In The Line Of Fire: Antara Cinta, Reputasi, dan Harga Diri


Tapi Horrigan juga punya semangat membara, termasuk ketika dirinya mengakui memiliki kekasih cantik yang jauh lebih muda.

Di sebuah tangga dengan latar belakang salah satu gedung di Washington DC, Agen Frank Horrigan sedang bercengkerama dengan mitranya, Lilly Raines. Mereka berbincang sambil menghadap ke White House. Selang beberapa saat kemudian, Raines beranjak meninggalkan Horrigan sendirian. Entah apa yang ada di pikiran Horrigan saat menggumam bahwa jika saja Raines sempat menegok ke arahnya, berarti Raines memang menyukainya. Dan, yup, Raines yang cantik itu pun menoleh.

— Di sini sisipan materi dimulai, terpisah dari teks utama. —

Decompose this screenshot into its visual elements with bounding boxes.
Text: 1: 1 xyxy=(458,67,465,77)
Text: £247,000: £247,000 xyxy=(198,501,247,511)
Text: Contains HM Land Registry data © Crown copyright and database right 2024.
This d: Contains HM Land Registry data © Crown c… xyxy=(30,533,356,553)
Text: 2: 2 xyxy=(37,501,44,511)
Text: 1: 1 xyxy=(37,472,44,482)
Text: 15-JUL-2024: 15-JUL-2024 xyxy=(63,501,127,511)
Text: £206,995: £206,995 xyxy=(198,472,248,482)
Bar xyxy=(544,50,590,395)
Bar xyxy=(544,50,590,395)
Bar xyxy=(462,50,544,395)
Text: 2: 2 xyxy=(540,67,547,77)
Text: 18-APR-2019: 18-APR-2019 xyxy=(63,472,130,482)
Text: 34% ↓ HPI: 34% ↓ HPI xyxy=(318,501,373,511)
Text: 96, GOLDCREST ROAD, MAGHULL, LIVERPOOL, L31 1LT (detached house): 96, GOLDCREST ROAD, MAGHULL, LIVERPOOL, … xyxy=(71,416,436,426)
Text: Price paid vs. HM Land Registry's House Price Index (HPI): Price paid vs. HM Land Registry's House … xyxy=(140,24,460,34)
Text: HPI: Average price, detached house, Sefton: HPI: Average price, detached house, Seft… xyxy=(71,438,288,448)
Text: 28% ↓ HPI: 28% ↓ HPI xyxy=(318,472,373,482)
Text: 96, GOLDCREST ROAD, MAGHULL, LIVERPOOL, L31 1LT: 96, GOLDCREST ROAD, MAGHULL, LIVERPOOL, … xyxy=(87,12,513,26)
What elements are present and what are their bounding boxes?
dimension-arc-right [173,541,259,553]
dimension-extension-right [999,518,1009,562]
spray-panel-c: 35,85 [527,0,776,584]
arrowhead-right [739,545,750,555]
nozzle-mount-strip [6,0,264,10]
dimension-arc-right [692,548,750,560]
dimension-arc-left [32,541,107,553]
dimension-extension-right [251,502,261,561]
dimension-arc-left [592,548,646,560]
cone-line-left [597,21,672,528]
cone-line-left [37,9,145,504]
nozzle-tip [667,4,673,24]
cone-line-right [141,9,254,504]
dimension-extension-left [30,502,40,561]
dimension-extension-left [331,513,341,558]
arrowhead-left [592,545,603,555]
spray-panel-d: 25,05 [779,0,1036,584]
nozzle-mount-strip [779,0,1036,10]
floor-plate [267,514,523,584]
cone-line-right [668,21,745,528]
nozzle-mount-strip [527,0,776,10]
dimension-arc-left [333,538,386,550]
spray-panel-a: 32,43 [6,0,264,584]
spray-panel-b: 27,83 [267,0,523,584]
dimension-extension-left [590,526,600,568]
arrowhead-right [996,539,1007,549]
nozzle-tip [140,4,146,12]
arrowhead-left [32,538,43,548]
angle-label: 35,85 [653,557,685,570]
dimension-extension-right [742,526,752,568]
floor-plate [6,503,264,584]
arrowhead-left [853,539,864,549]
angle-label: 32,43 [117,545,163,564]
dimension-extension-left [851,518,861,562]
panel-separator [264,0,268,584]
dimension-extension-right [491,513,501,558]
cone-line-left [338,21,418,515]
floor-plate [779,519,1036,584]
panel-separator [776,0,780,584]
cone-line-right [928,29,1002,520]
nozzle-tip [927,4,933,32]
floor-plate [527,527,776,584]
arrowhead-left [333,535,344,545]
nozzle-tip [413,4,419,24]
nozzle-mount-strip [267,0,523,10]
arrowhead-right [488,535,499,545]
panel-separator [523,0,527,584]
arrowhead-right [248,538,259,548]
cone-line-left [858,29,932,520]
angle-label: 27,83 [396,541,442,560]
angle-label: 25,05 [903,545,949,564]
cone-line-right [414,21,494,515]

In the Line of Fire merupakan film yang di-release medio 1993. Sutradara Wofgang Petersen awalnya sempat menawarkan kepada Robert De Niro untuk berperan sebagai seorang pembunuh (Mitch Leary), sekaligus menjadi lawan main Clint Eastwood yang memerankan Agen Frank Horrigan. Peran Mitch Leary akhirnya dimainkan oleh John Malkovich.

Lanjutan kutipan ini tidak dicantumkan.